Despite having a better methodology as compared to other methods, HNetGo is constrained by the fact that it has a higher false positive rate. Nevertheless, it shows a better performance than its counterparts, and hence, it won't be an embellishment to say that increasing the model complexity and fully mining the GO database will make it a promising candidate in the realm of protein annotation prediction.

References:

1. Kulmanov M, Khan MA, Hoehndorf R, Wren J. DeepGO: predicting protein functions from sequence and interactions using a deep ontology-aware classifier. Bioinformatics. 2018;34: 660–668.

2. Kulmanov M, Hoehndorf R. DeepGOPlus: improved protein function prediction from sequence. Bioinformatics. 2021;37: 1187.

3. Gligorijevic V, Barot M, Bonneau R. deepNF: deep network fusion for protein function prediction. Bioinformatics. 2018;34: 3873–3881.

4. Ma Y. DeepMNE: Deep Multi-Network Embedding for lncRNA-Disease Association Prediction. IEEE J Biomed Health Inform. 2022;26: 3539–3549.

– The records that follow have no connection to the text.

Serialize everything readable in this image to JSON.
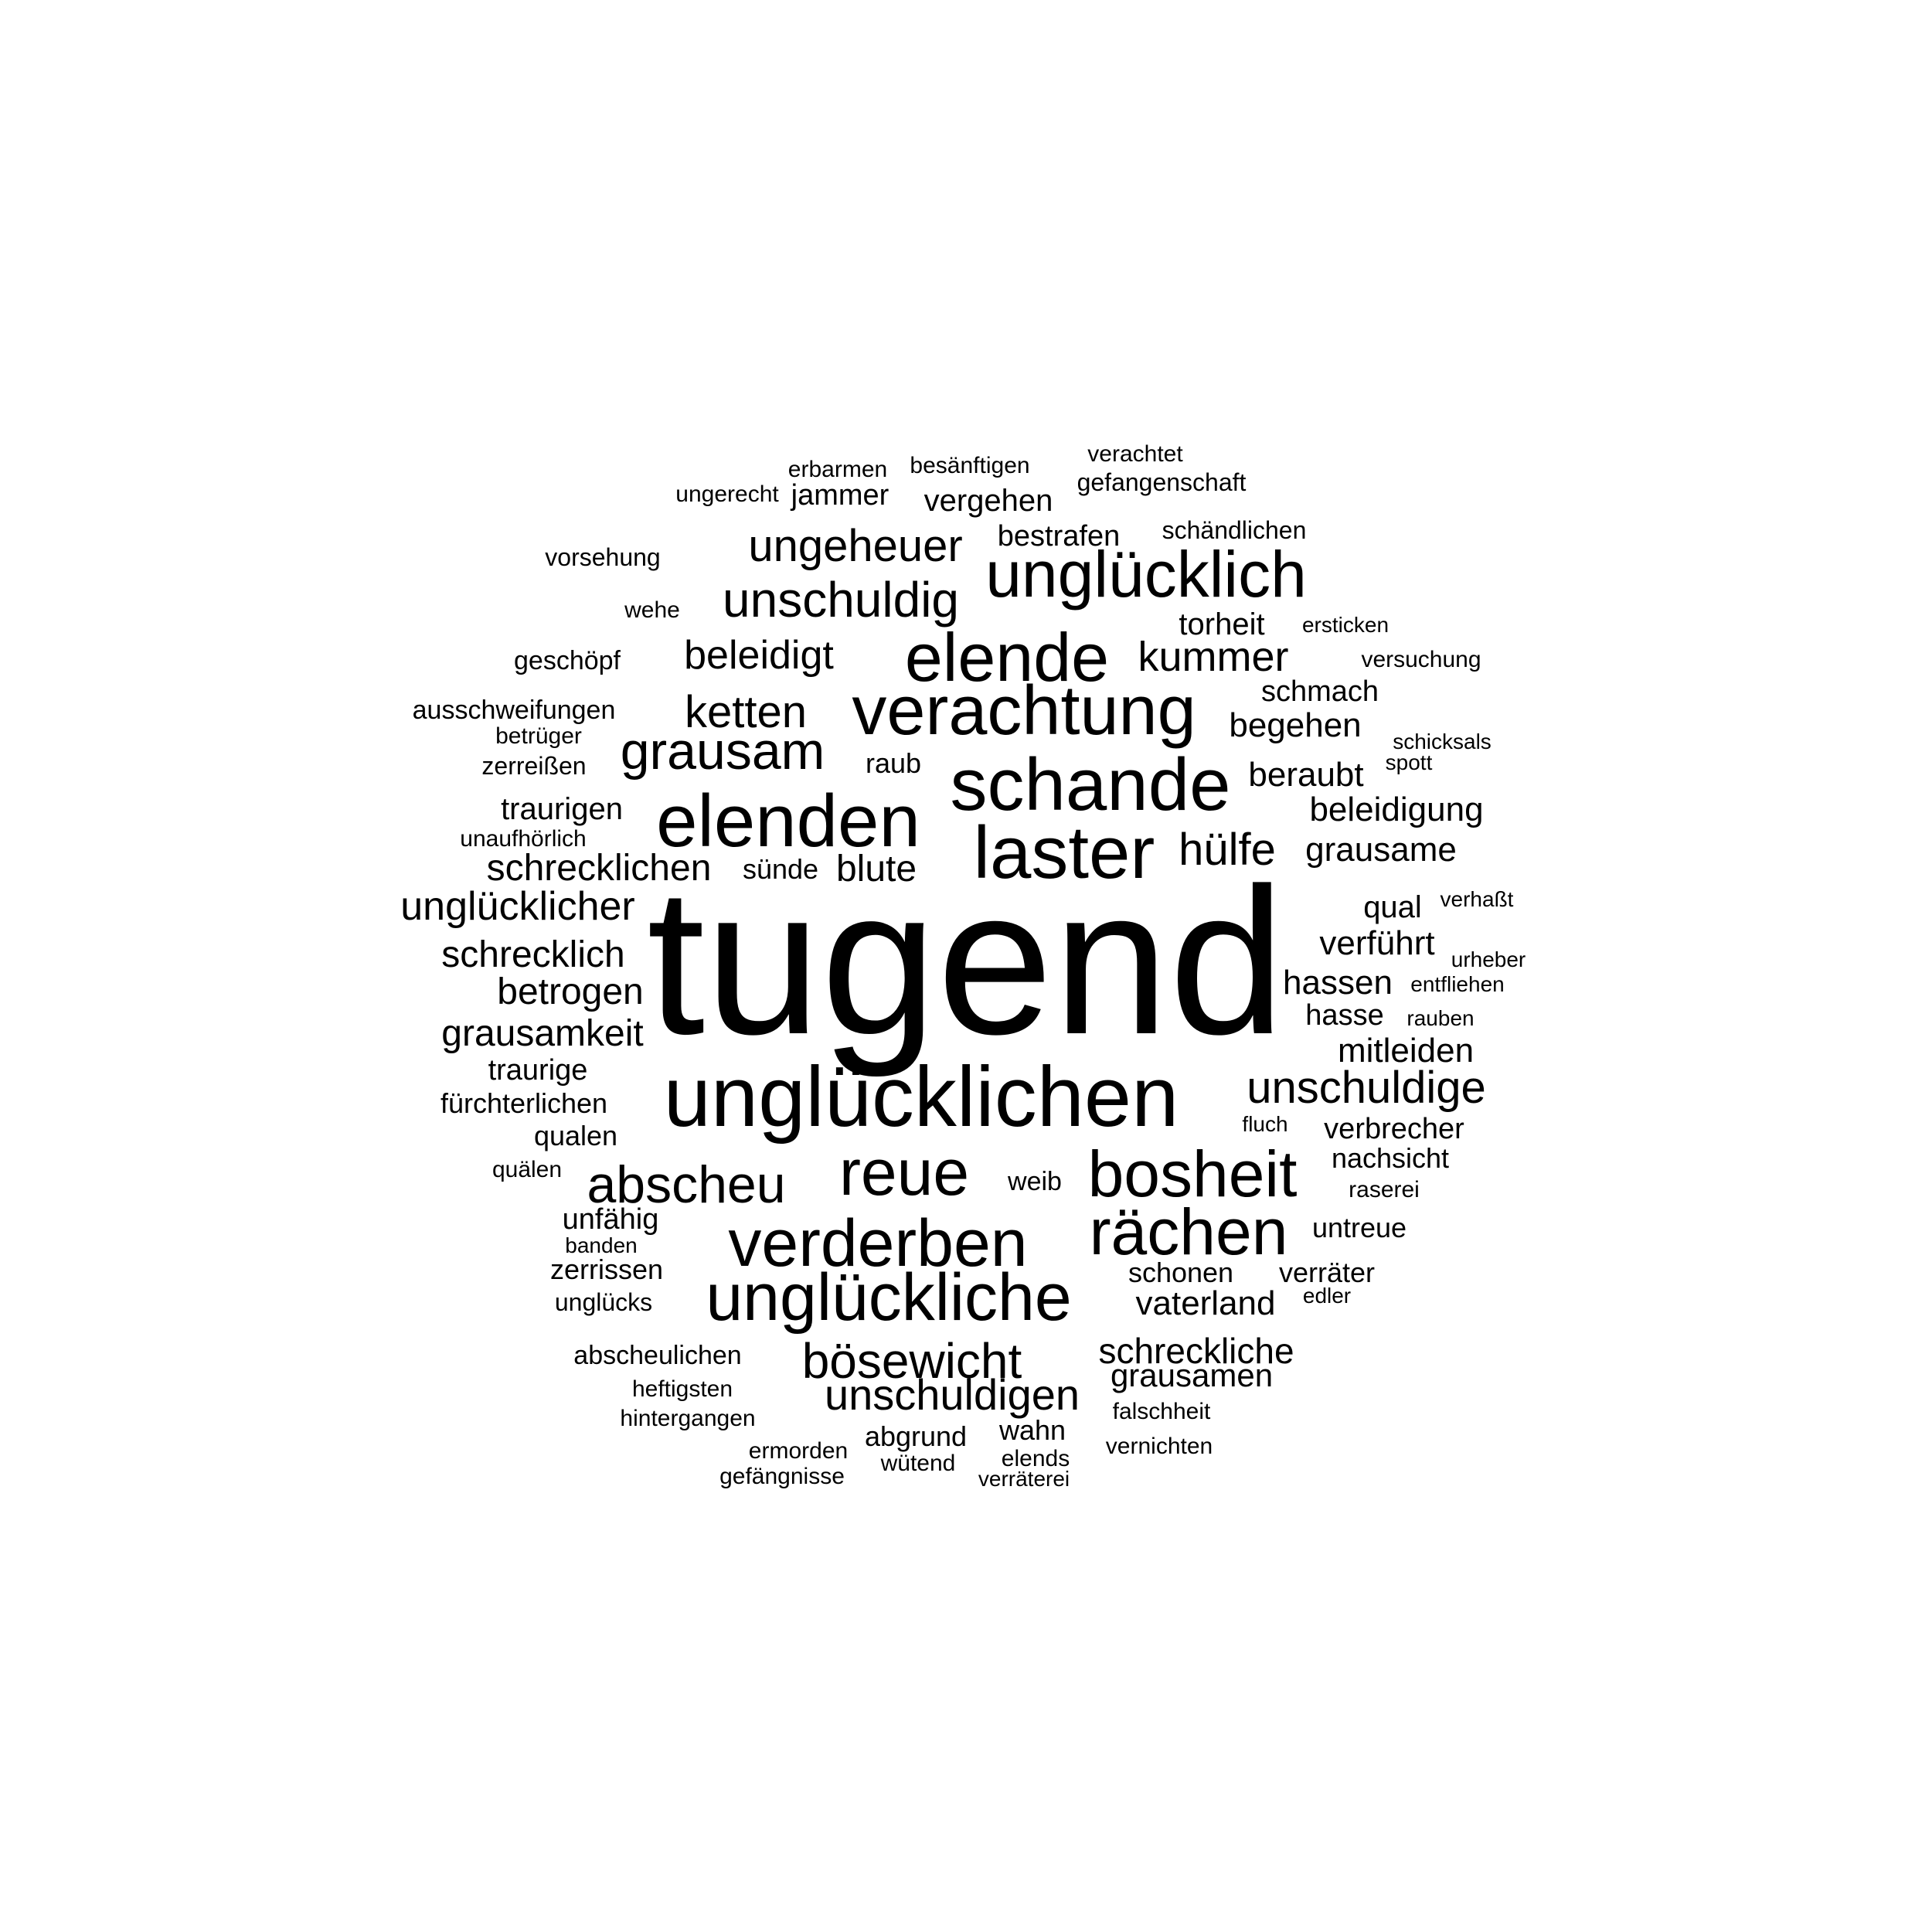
{
  "words": [
    "tugend",
    "unglücklichen",
    "elenden",
    "schande",
    "laster",
    "verachtung",
    "elende",
    "unglücklich",
    "unglückliche",
    "verderben",
    "rächen",
    "bosheit",
    "reue",
    "abscheu",
    "grausam",
    "unschuldig",
    "ungeheuer",
    "unschuldige",
    "bösewicht",
    "unschuldigen",
    "hülfe",
    "kummer",
    "ketten",
    "beleidigt",
    "schrecklichen",
    "unglücklicher",
    "schreckliche",
    "grausamkeit",
    "schrecklich",
    "betrogen",
    "blute",
    "grausame",
    "beleidigung",
    "beraubt",
    "begehen",
    "hassen",
    "mitleiden",
    "verführt",
    "grausamen",
    "vaterland",
    "traurigen",
    "schmach",
    "torheit",
    "qual",
    "verbrecher",
    "fürchterlichen",
    "schonen",
    "verräter",
    "untreue",
    "nachsicht",
    "vergehen",
    "bestrafen",
    "jammer",
    "abgrund",
    "wahn",
    "hasse",
    "traurige",
    "qualen",
    "unfähig",
    "zerrissen",
    "abscheulichen",
    "ausschweifungen",
    "sünde",
    "geschöpf",
    "vorsehung",
    "schändlichen",
    "gefangenschaft",
    "besänftigen",
    "erbarmen",
    "ungerecht",
    "verachtet",
    "raub",
    "zerreißen",
    "unaufhörlich",
    "weib",
    "unglücks",
    "heftigsten",
    "hintergangen",
    "falschheit",
    "vernichten",
    "ermorden",
    "gefängnisse",
    "wütend",
    "elends",
    "verräterei",
    "raserei",
    "wehe",
    "versuchung",
    "ersticken",
    "schicksals",
    "spott",
    "betrüger",
    "verhaßt",
    "urheber",
    "entfliehen",
    "rauben",
    "fluch",
    "quälen",
    "banden",
    "edler"
  ],
  "colors": {
    "background": "#ffffff",
    "text": "#000000"
  }
}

5. Zhou G, Wang J, Zhang X, Yu G. DeepGOA: Predicting gene ontology annotations of proteins via graph convolutional network. 2019 IEEE International Conference on Bioinformatics and Biomedicine (BIBM). IEEE; 2019. doi:10.1109/bibm47256.2019.8983075

6. Zhang X, Guo H, Zhang F, Wang X, Wu K, Qiu S, et al. HNetGO: protein function prediction via heterogeneous network transformer. Brief Bioinform. 2023;24: bbab556.

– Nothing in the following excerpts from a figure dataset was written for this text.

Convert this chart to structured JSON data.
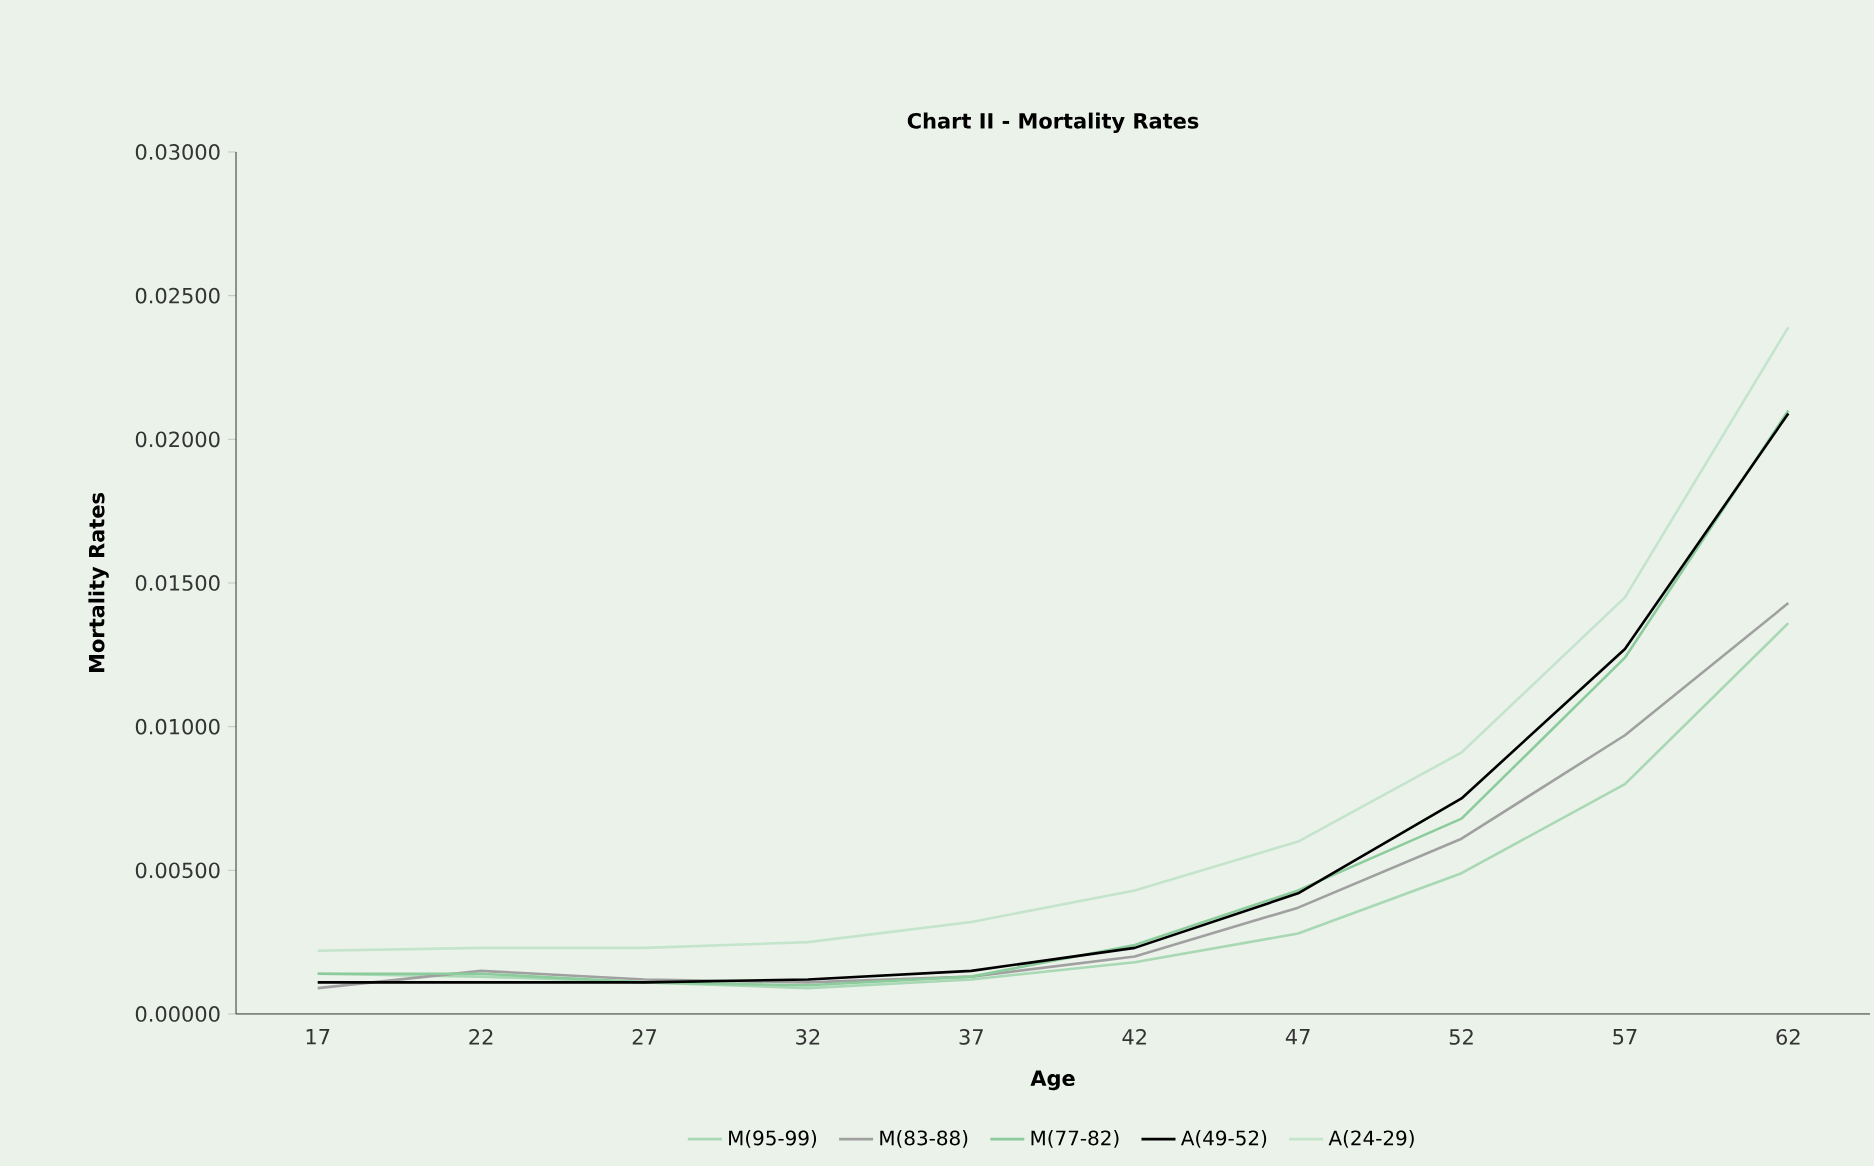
{
  "chart_data": {
    "type": "line",
    "title": "Chart II -    Mortality Rates",
    "xlabel": "Age",
    "ylabel": "Mortality Rates",
    "categories": [
      "17",
      "22",
      "27",
      "32",
      "37",
      "42",
      "47",
      "52",
      "57",
      "62"
    ],
    "series": [
      {
        "name": "M(95-99)",
        "color": "#a8d8b4",
        "values": [
          0.0014,
          0.0013,
          0.0011,
          0.0009,
          0.0012,
          0.0018,
          0.0028,
          0.0049,
          0.008,
          0.0136
        ]
      },
      {
        "name": "M(83-88)",
        "color": "#a0a0a0",
        "values": [
          0.0009,
          0.0015,
          0.0012,
          0.0011,
          0.0013,
          0.002,
          0.0037,
          0.0061,
          0.0097,
          0.0143
        ]
      },
      {
        "name": "M(77-82)",
        "color": "#8ccc9c",
        "values": [
          0.0014,
          0.0014,
          0.0011,
          0.001,
          0.0013,
          0.0024,
          0.0043,
          0.0068,
          0.0124,
          0.021
        ]
      },
      {
        "name": "A(49-52)",
        "color": "#000000",
        "values": [
          0.0011,
          0.0011,
          0.0011,
          0.0012,
          0.0015,
          0.0023,
          0.0042,
          0.0075,
          0.0127,
          0.0209
        ]
      },
      {
        "name": "A(24-29)",
        "color": "#c4e4cc",
        "values": [
          0.0022,
          0.0023,
          0.0023,
          0.0025,
          0.0032,
          0.0043,
          0.006,
          0.0091,
          0.0145,
          0.0239
        ]
      }
    ],
    "ylim": [
      0,
      0.03
    ],
    "yticks": [
      {
        "value": 0,
        "label": "0.00000"
      },
      {
        "value": 0.005,
        "label": "0.00500"
      },
      {
        "value": 0.01,
        "label": "0.01000"
      },
      {
        "value": 0.015,
        "label": "0.01500"
      },
      {
        "value": 0.02,
        "label": "0.02000"
      },
      {
        "value": 0.025,
        "label": "0.02500"
      },
      {
        "value": 0.03,
        "label": "0.03000"
      }
    ],
    "grid": false,
    "legend": "bottom",
    "marker": "none",
    "line_style": "solid"
  }
}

7. Franz M, Rodriguez H, Lopes C, Zuberi K, Montojo J, Bader GD, et al. GeneMANIA update 2018. Nucleic Acids Res. 2018;46: W60–W64.

8. Lan L, Djuric N, Guo Y, Vucetic S. MS-kNN: protein function prediction by integrating multiple data sources. BMC Bioinformatics. 2013;14 Suppl 3: S8.

9. You R, Yao S, Xiong Y, Huang X, Sun F, Mamitsuka H, et al. NetGO: improving large-scale protein function prediction with massive network information. Nucleic Acids Res. 2019;47: W379–W387.